Last Monday we took some time to get out of the house and go for a hike. Since it promised to be one of those hot, humid days typical for summer, our immediate thought was to go some place high in the mountains to escape the heat. Can’t get any higher than Clingman’s Dome around here so we headed out very early.
The route we chose for this trip was down US 321 to Townsend where 321 turns left toward Pigeon Forge. This drive is through rural Blount and Sevier Counties known around here as Wear Valley. The valley would like to see more tourists, I’m sure, to help with the economy, but there just isn’t enough “touristy” stuff to draw the crowds. There are a couple campgrounds, a new General Store, and a couple of riding stables, but that’s about it. It’s a peaceful place.
There is an entrance to the National Park back here at Metcalf Bottoms picnic area. I had wanted to stop at the restroom here and when I opened the car door the outside air was very pleasant. I suggested we hike here instead of driving another 45 minutes up to Clingman’s Dome.
There are several trails in this area, but the one that I always love to hike is the trail to Little Greenbrier School and then on up to the Walker Sister’s place. We parked the car in the picnic area and walked across the wooden bridge over Little River. The trailhead is right there as you step off the bridge.
Metcalf Bottoms Trail is just six tenths of a mile from the bridge to the old school. The first tenth or so is along a gravel access road to the water tank that provides water to Metcalf Bottoms picnic area. Beyond the water tank the trail quickly becomes a narrow woods trail along a small creek. There are a couple footbridges to cross before getting to the school yard. We were early, so there was no one around. It’s not uncommon to find a park ranger or volunteer here to answer questions or talk about the days when this school served the youngsters of this mountain community. The one-room school is set up inside as it would have been back in the day.
Up the slope in what I think of as the school’s front yard, is another of those fine old cemeteries. Usually, you find cemeteries associated with churches and that is true in this case. The school also served as the community church on Sundays. Most of the graves are marked with field stones, but those with tombstones bear the names of Stinnetts and Metcalfs and Walkers. We always hike here, but it is possible to drive up. The road is gravel, narrow, and very curvy, but most visitors to the school come that way.

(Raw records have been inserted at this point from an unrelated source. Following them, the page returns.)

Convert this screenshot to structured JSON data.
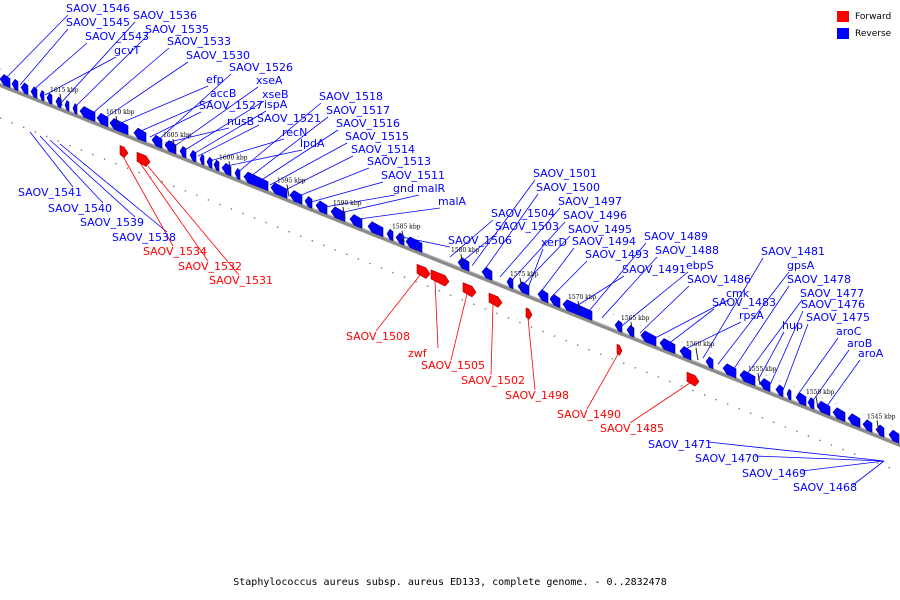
{
  "legend": [
    {
      "label": "Forward",
      "color": "#ff0000"
    },
    {
      "label": "Reverse",
      "color": "#0000ff"
    }
  ],
  "caption": "Staphylococcus aureus subsp. aureus ED133, complete genome. - 0..2832478",
  "colors": {
    "forward": "#ff0000",
    "reverse": "#0000ff",
    "backbone": "#888888"
  },
  "ticks": [
    "1615 kbp",
    "1610 kbp",
    "1605 kbp",
    "1600 kbp",
    "1595 kbp",
    "1590 kbp",
    "1585 kbp",
    "1580 kbp",
    "1575 kbp",
    "1570 kbp",
    "1565 kbp",
    "1560 kbp",
    "1555 kbp",
    "1550 kbp",
    "1545 kbp"
  ],
  "reverse_labels": [
    "SAOV_1546",
    "SAOV_1545",
    "SAOV_1543",
    "gcvT",
    "SAOV_1536",
    "SAOV_1535",
    "SAOV_1533",
    "SAOV_1530",
    "efp",
    "accB",
    "SAOV_1527",
    "nusB",
    "SAOV_1526",
    "xseA",
    "xseB",
    "ispA",
    "SAOV_1521",
    "recN",
    "lpdA",
    "SAOV_1518",
    "SAOV_1517",
    "SAOV_1516",
    "SAOV_1515",
    "SAOV_1514",
    "SAOV_1513",
    "SAOV_1511",
    "gnd",
    "malR",
    "malA",
    "SAOV_1506",
    "SAOV_1504",
    "SAOV_1503",
    "SAOV_1501",
    "SAOV_1500",
    "SAOV_1497",
    "SAOV_1496",
    "SAOV_1495",
    "xerD",
    "SAOV_1494",
    "SAOV_1493",
    "SAOV_1491",
    "SAOV_1489",
    "SAOV_1488",
    "ebpS",
    "SAOV_1486",
    "cmk",
    "SAOV_1483",
    "rpsA",
    "SAOV_1481",
    "gpsA",
    "SAOV_1478",
    "SAOV_1477",
    "hup",
    "SAOV_1476",
    "SAOV_1475",
    "aroC",
    "aroB",
    "aroA"
  ],
  "reverse_left_labels": [
    "SAOV_1541",
    "SAOV_1540",
    "SAOV_1539",
    "SAOV_1538"
  ],
  "reverse_bottom_labels": [
    "SAOV_1471",
    "SAOV_1470",
    "SAOV_1469",
    "SAOV_1468"
  ],
  "forward_labels": [
    "SAOV_1534",
    "SAOV_1532",
    "SAOV_1531",
    "SAOV_1508",
    "zwf",
    "SAOV_1505",
    "SAOV_1502",
    "SAOV_1498",
    "SAOV_1490",
    "SAOV_1485"
  ]
}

We didn’t spend much time here. Our real goal was the Walker Sisters’ place. To get to the Walker Sisters’ place, one has to walk. Just above the parking lot at the school there is a gate across the gravel road. That is the trailhead for Little Brier Gap Trail which continues 1.4 miles to junction with Little Greenbrier Trail. After 1 mile there is a short one tenth side trail which leads to the old Walker home place. John Walker moved into this house with his family in the 1870s following the death of his father-in-law. John and his wife raised a family of 11 children in this house. Five of the spinster daughters continued to live here until the last one died in the 1964.
|The springhouse is the first structures which comes into sight |
as you walk up the drive
|In front of the house is the corn crib.|
The house, corn crib, and springhouse are the only buildings that remain.
Back at the school, we saw one lady in the cemetery. She had what looked like a small notepad in her had and Gene just happened to ask if she had relatives buried here. He was just being friendly and making conversation, but it prompted that lady to open up and tell us her story.
Yes, she definitely had people buried in that cemetery--she was a Stinnett. Her grandparents were Metcalfs and owned the land that is now Metcalf Bottoms picnic area. I think she said her grandmother was a sister-in-law to one of the Walker children. Her uncle (I’m guessing it was great-great uncle by marriage) John Walker helped build the school in the early 1880s. That little notepad she had in her hand turned out to be an old family history booklet. Her car seat was full of such books and she was eager to show family photos. Some of these photos we’d seen because they’re in the Visitor Centers, Museums, and in other books around the Park, but most were family photos seen only by the family and friends of the Stinnetts, Metcalfs, and Walkers. We were thrilled and a little in awe.
We talked with this lady (Judith was her name) for about 45 minutes before we had to tear ourselves away. She was there on this particular morning to give a talk to a group coming in on a ranger led hike. As we returned to Metcalf Bottoms picnic area along the trail, we met the rangers and the group of about 10. Boy, are they in for a treat.
Metcalf Bottoms Trail, by the way, is the path Judith’s grandmother took as a young girl on her way to school. That knowledge certainly made me think about the trail differently as I hiked back to the car.
What a wonderful experience. And to think, we could have gone on up to Clingman’s Dome and missed this whole encounter.
That’s it for today. Thanks for tagging along.